After the door closed, she covered her face with her hands and wept.

Tonight, Tyson Applegate had ruined her life for the second time.

Tyson leaned back in the carriage and closed his eyes, picturing Diana as she’d stood before him in a gown of shimmering gold. He hadn’t expected that she would be even more beautiful now than she was on their wedding day. But she was.
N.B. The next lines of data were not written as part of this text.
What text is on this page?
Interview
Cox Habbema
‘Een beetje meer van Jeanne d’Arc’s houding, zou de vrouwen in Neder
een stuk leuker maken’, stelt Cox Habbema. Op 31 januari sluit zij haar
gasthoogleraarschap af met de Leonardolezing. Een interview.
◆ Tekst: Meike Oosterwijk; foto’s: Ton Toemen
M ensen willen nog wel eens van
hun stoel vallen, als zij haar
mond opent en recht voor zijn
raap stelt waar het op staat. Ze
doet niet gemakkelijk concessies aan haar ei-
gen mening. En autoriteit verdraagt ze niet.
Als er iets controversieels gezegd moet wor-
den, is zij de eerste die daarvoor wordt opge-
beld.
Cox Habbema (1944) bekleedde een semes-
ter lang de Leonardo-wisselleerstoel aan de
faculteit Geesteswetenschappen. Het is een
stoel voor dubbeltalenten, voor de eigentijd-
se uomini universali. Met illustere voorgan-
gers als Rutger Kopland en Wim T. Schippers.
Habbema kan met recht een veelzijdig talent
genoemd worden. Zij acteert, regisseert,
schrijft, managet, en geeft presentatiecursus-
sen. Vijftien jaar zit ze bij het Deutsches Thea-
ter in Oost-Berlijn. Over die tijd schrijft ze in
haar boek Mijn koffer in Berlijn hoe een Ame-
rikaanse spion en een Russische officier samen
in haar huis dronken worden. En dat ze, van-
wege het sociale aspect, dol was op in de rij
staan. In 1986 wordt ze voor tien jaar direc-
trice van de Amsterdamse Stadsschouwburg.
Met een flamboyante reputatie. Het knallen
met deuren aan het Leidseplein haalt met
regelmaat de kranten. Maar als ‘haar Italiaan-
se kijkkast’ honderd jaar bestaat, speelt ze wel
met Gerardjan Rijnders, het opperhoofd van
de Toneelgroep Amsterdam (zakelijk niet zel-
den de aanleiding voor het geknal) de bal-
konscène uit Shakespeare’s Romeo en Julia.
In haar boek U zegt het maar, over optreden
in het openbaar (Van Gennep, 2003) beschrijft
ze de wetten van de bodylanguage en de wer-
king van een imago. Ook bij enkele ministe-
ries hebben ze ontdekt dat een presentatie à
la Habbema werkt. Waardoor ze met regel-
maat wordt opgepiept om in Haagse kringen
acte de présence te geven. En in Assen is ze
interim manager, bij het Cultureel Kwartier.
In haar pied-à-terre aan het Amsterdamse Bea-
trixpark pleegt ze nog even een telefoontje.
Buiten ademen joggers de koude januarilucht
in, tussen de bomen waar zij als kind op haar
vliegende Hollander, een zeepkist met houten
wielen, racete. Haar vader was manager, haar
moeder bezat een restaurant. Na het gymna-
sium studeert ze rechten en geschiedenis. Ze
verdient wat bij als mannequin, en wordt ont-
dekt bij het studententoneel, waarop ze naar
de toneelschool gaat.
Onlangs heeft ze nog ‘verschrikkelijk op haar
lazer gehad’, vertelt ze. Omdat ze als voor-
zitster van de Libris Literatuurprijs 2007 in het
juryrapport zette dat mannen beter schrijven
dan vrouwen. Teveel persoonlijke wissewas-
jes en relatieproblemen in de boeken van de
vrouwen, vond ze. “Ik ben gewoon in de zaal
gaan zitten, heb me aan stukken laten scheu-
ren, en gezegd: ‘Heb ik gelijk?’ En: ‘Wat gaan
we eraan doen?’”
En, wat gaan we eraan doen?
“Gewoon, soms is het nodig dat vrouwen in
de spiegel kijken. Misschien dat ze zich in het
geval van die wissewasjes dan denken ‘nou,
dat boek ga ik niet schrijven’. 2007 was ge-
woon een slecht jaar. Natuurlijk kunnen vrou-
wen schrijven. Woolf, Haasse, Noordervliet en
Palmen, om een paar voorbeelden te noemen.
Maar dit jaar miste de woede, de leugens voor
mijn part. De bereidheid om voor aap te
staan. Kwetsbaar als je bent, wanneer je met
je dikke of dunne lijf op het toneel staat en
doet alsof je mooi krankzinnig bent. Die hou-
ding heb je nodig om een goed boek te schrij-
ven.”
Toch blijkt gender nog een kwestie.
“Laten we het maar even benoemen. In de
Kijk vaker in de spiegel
Stunningly beautiful with her pale, flawless skin and her fiery red hair and eyes the same green as the forests of deepest Africa.

Beautiful and hurt. Hurt by his actions.

Again.

He groaned, shame washing over him.

He’d used Diana Fisher abominably. That hadn’t been his intention, of course. At first he’d simply been a young man attracted to a sweet, beautiful girl who adored him. But then his father had objected, had forbidden Tyson to ever see her again. She was a nobody. An orphan. Not the kind of girl suitable to become the wife of Jeremiah Applegate’s only son. Not a proper wife for a future congressman or senator.

His father’s disapproval had been what sealed their fates, his and Diana’s.

Lord help him. The things he’d done out of defiance to his father. It was painful to remember. Remembering heaped guilt and mortification on his shoulders until the weight threatened to break him.

He drew a deep breath and opened his eyes. He was a different man today than the spoiled, rebellious, angry one who’d left home and family years ago. He’d come back to Idaho to prove it—to his wife, to his father, to himself.